The heaviest cuts are concentrated in big civic universities and the Inner London former polytechnics. Sheffield and Nottingham have announced plans to cut around 180 jobs each and Liverpool expects to lose around 190. London Guildhall and South Bank universities are set to cut 84 posts each, South Bank is the first to make compulsory redundancies.
The researchers believe that the civics have been particularly hard hit by swingeing cuts in capital funding and are retrenching in the expectation that the next two to three years will be extremely tough. While universities have traditionally been reluctant to sack staff, years of efficiency gains have squeezed the system to the point where job cuts become almost the only means of serious cost-cutting.
The questionnaire did not ask institutions to quantify the number of posts frozen. But findings on projected student:staff ratios suggest that many posts are not being filled. Some institutions predict average SSRs of 20:1 or 25:1.

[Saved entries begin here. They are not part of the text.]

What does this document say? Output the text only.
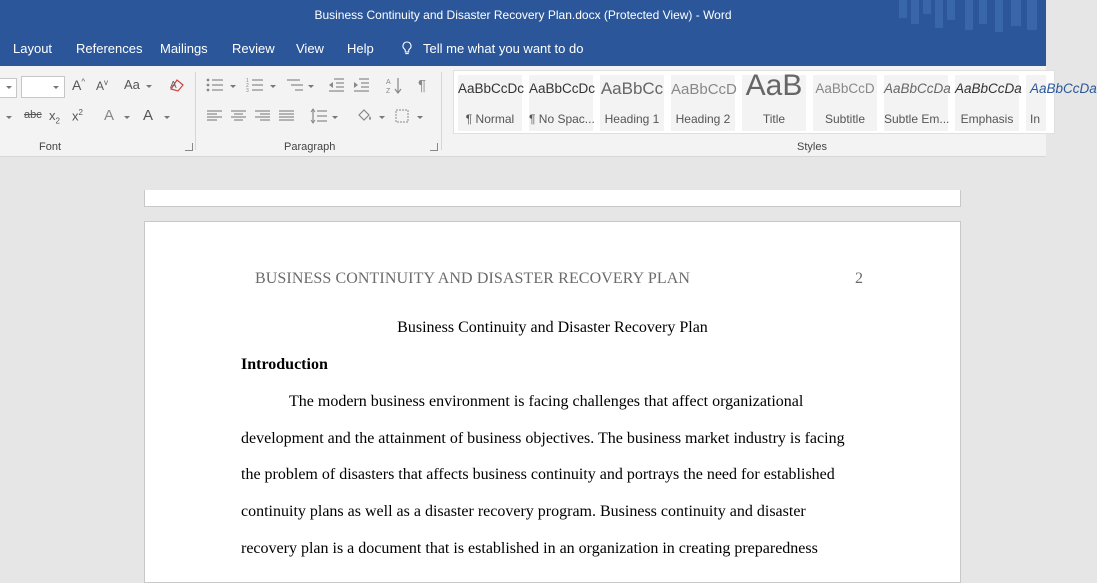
Business Continuity and Disaster Recovery Plan.docx (Protected View) - Word
Layout References Mailings Review View Help	Tell me what you want to do
A^ $A^v$ Aa	A
abc $x_2$ $x^2$ A A
Font
1
2
3
A
Z ¶
Paragraph
AaBbCcDc
¶ Normal
AaBbCcDc
¶ No Spac...
AaBbCc
Heading 1
AaBbCcD
Heading 2
AaB
Title
AaBbCcD
Subtitle
AaBbCcDa
Subtle Em...
AaBbCcDa
Emphasis
AaBbCcDa
In
Styles
BUSINESS CONTINUITY AND DISASTER RECOVERY PLAN	2
Business Continuity and Disaster Recovery Plan
Introduction
The modern business environment is facing challenges that affect organizational
development and the attainment of business objectives. The business market industry is facing
the problem of disasters that affects business continuity and portrays the need for established
continuity plans as well as a disaster recovery program. Business continuity and disaster
recovery plan is a document that is established in an organization in creating preparedness
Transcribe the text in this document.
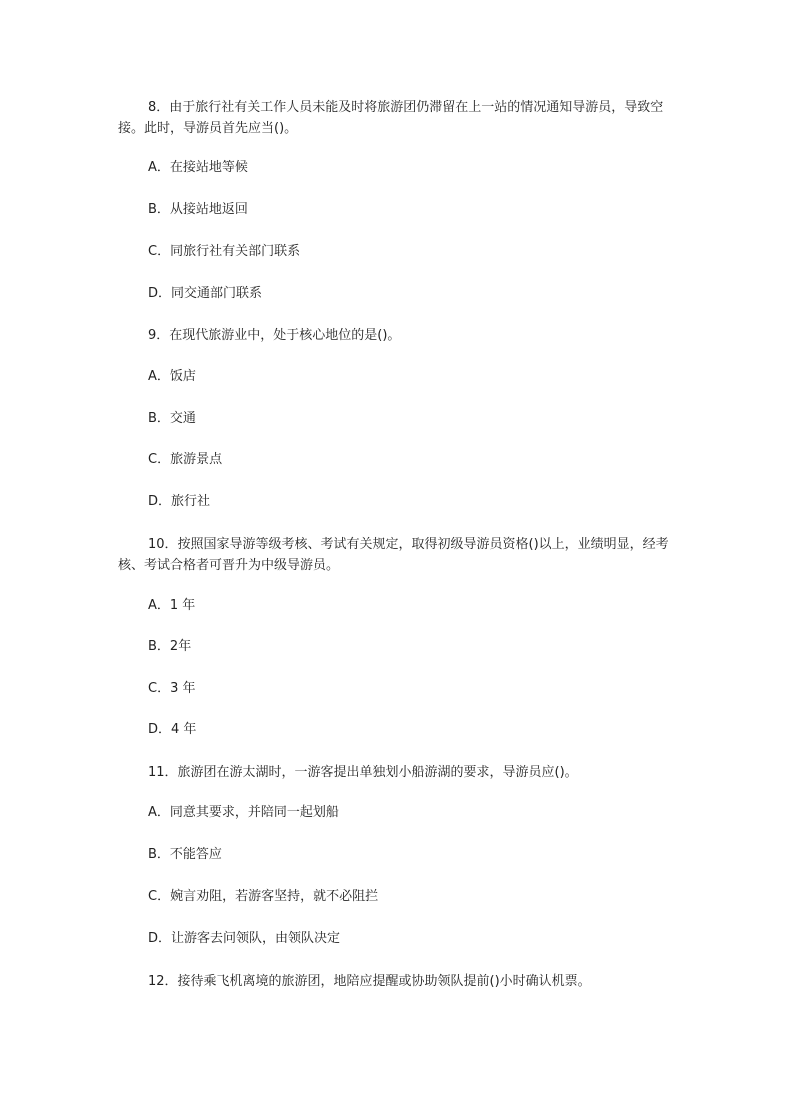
8．由于旅行社有关工作人员未能及时将旅游团仍滞留在上一站的情况通知导游员，导致空接。此时，导游员首先应当()。
A．在接站地等候
B．从接站地返回
C．同旅行社有关部门联系
D．同交通部门联系
9．在现代旅游业中，处于核心地位的是()。
A．饭店
B．交通
C．旅游景点
D．旅行社
10．按照国家导游等级考核、考试有关规定，取得初级导游员资格()以上，业绩明显，经考核、考试合格者可晋升为中级导游员。
A．1 年
B．2年
C．3 年
D．4 年
11．旅游团在游太湖时，一游客提出单独划小船游湖的要求，导游员应()。
A．同意其要求，并陪同一起划船
B．不能答应
C．婉言劝阻，若游客坚持，就不必阻拦
D．让游客去问领队，由领队决定
12．接待乘飞机离境的旅游团，地陪应提醒或协助领队提前()小时确认机票。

The HEFCE figures show that institutions expect their expenditure this year to exceed their income by over Pounds 16 million. After tax and depreciation, the shortfall amounts to Pounds 17,113,000. The projected cash crisis is calculated from the 1996 mid-year returns.
A briefing note from the funding council warns: "Nearly two-thirds of institutions are now predicting a worse outturn for 1996/97 than previously, and the forecasts suggest that - unless offsetting action is taken - the sector as a whole will be in deficit after depreciation of assets at valuation and tax."
Funding council officials say that the full 1996 financial forecasts, due at the end of this month, are expected to indicate that even after emergency action by institutions - including widespread staff cuts and postponed maintenance work - the sector will be able to do no better than break even.
Ian Lewis, the funding council's head of finance, warned there could be a significant number of institutions facing serious difficulties.
Draft proposals for a new funding system for teaching, to be published later this month, are also included in the briefing. The paper confirms that the funding council is planning to allocate extra student numbers on the basis of quality, demand, national policies and regional needs.
A spokesman said the funding council was considering drawing extra numbers from a variety of sources, including growth allowed by the Government, numbers top-sliced from those allocated to institutions, or additional numbers released through the council's plans to even out funding of similar provision across the sector.